Al volver de viaje en enero, luego de una corta temporada en Madrid, mi planta preferida, esa que nos habían regalado el día de nuestro PACS una de las mejores amigas de Alexis, estaba “triste”. Pareciera como si hubiera sido ella, y no yo, la que inició el año en cama con covid y luego vivió la histórica nevada madrileña.

Polyscias Balfouriana está plantada en un bol transparente que no le permite crecer a su ritmo. Veo las raíces atrapadas en la circunferencia y me pregunto cómo hacer para liberarla sin matarla. ¿Tiene que ser liberada?. Tengo tiempo queriendo llevarla al botanista para que me explique y me ayude pero como siempre ha estado tan bonita, no lo sentía necesario. Temo que sacarla de su atmósfera pueda alterarla. Observo las raíces, entrelazadas, y me digo que no puede ser bueno intentar deshacer esa red de apoyo.
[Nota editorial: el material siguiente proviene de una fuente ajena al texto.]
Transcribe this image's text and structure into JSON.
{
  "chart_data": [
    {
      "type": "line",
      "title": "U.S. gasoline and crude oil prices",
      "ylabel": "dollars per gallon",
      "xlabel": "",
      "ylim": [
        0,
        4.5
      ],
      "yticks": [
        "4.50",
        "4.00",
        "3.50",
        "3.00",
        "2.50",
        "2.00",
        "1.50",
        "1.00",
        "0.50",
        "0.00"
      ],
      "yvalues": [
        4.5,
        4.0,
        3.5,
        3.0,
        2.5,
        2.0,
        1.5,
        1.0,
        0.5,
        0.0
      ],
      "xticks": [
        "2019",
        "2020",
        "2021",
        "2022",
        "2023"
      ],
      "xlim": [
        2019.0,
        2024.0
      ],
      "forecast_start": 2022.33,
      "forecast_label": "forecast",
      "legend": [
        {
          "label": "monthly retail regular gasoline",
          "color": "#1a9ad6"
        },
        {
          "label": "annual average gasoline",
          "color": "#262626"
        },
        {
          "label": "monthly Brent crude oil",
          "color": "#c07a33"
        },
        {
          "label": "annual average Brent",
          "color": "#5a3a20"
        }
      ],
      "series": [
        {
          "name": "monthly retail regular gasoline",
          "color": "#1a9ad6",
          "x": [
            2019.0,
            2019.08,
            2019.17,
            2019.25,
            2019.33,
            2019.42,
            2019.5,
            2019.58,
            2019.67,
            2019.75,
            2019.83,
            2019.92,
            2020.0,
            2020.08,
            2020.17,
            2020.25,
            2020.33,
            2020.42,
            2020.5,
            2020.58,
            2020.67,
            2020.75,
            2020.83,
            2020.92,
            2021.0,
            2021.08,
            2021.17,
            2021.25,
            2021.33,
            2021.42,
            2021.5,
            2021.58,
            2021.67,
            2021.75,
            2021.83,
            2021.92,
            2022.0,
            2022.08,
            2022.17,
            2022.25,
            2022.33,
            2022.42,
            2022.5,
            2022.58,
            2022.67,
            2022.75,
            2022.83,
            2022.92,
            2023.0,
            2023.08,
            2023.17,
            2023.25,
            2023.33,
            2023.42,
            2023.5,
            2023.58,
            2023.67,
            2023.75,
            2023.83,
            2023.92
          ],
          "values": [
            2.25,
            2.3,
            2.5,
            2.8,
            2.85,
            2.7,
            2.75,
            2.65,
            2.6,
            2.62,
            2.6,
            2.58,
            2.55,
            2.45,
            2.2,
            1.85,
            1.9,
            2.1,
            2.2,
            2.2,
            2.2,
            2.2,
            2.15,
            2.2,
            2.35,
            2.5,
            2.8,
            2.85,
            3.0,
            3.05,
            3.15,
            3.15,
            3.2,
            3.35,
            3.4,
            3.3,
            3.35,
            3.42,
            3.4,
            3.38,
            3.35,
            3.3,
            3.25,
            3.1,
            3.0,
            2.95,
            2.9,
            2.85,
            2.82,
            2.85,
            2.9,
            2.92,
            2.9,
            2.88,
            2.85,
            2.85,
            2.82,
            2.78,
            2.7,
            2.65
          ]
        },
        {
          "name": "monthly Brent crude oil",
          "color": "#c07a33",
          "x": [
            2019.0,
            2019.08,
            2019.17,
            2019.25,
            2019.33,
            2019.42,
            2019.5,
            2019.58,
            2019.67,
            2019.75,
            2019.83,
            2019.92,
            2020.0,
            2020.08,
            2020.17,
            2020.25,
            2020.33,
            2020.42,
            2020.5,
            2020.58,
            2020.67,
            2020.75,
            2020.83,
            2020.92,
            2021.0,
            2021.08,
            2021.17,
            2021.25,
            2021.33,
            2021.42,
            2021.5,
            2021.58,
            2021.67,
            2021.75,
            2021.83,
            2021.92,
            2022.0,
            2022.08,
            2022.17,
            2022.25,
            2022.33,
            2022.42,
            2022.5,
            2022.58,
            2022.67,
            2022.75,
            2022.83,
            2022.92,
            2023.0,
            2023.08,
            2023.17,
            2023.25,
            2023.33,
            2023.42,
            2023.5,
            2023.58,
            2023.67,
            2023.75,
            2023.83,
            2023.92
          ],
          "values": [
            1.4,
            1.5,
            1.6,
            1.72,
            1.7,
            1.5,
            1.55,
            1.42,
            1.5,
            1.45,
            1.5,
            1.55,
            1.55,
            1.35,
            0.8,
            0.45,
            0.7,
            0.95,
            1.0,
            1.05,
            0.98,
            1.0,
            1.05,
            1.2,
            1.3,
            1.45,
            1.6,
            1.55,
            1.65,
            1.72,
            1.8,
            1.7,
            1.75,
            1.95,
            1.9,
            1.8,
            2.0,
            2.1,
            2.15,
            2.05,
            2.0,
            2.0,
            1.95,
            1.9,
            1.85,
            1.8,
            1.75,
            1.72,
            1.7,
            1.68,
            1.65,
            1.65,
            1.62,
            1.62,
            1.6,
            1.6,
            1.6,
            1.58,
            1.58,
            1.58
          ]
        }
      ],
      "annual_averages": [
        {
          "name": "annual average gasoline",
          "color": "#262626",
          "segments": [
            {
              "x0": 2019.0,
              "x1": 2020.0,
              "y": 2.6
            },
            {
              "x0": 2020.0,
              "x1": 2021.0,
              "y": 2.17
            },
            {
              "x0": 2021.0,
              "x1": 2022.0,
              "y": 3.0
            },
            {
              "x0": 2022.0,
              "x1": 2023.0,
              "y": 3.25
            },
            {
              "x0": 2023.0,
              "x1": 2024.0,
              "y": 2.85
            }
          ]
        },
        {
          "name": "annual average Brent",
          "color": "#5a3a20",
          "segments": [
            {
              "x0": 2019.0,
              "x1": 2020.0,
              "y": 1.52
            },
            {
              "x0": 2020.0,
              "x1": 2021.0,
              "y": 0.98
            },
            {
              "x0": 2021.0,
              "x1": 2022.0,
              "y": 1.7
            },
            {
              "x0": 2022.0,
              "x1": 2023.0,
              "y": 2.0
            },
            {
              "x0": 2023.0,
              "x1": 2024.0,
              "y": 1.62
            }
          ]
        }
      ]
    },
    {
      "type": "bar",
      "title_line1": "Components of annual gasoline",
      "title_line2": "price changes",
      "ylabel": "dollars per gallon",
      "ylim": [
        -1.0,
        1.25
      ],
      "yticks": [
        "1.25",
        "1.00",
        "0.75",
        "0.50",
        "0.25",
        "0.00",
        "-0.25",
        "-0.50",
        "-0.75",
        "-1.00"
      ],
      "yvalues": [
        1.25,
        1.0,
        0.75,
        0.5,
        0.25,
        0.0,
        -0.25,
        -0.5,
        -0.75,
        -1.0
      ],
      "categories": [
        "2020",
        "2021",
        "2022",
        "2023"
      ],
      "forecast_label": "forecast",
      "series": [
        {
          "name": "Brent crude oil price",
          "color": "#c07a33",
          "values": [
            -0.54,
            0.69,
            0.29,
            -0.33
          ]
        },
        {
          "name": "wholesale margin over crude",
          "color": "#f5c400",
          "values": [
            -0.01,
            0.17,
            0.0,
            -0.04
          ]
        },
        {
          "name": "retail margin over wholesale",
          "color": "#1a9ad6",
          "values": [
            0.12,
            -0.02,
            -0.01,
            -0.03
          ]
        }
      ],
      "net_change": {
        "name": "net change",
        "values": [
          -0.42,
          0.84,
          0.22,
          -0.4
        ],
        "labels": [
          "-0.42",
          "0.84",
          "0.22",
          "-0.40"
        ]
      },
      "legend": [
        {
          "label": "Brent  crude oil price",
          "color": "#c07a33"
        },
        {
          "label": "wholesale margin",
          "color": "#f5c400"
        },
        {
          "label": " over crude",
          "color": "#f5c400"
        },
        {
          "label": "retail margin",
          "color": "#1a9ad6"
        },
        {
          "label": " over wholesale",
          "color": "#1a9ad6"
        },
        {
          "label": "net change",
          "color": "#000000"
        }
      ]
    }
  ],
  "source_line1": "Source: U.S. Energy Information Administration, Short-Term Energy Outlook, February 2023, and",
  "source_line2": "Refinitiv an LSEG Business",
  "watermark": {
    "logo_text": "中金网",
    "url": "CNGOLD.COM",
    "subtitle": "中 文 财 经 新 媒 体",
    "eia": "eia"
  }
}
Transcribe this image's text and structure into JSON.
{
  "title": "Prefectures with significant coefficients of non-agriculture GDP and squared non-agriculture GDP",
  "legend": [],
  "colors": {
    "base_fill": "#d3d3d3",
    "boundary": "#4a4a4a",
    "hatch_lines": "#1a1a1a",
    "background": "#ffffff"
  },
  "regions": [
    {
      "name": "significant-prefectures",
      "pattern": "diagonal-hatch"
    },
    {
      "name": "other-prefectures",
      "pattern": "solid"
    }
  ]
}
Desde que la recibimos me cautivó. La forma y color de las hojas, sus tallos, las raíces a través del vidrio. Durante el confinamiento me dio muchos retoños y curiosidad por saber más de ella. De dónde venía, cómo se llamaba. Descargué una aplicación que ayuda a identificar las plantas y descubrí que se llamaba Polyscias Balfouriana, que viene de Asia Tropical y que le gusta la sombra. “Polyscias” quiere decir “varias sombras” en griego. Compartimos el trópico y esa extraña atracción por el reverso de la luz.

Siempre ha ocupado el mismo lugar en la casa. Hasta ahora. Al ver el follaje amarillento y propenso a la caída, sentí la necesidad de moverla. Cambiarla de un extremo de la sala al otro. Una vez más, establecía analogismos. La planta estaba, sin saberlo, representando en una imagen, la ruptura: hojas cayendo, raíces aferrándose. La dejé donde sentía que debía estar: sobre el mueble que acabábamos de comprar y que llegó justo cuando ya no será utilizado por los dos. Pasaron varias semanas y hoy, luego de cambios de lugar y de luz, atisbo dos nuevos retoños. Vida que nace. Comienzos que vienen.

El espejo nunca fue colgado de nuevo y ahora se prepara para ser embalado. La planta, y sus retoños, son el testimonio de una nueva vida. Sus tallos, el recuerdo de lo que fue y sobre lo que he construido gran parte de mi presente. El mueble vacío: el espacio que siempre pide ser llenado.

06.03.2021.

Polyscias Balfouriana et l’amour pour les ombres

Notes d’un journal inexistant*

Ce jour-là quand nous nous sommes disputés, Ariadna, qui restait dans notre appartement pendant mon séjour en Turquie avec Alexis, m’a écrit en disant que le miroir du salon s’était tombé mais pas cassé.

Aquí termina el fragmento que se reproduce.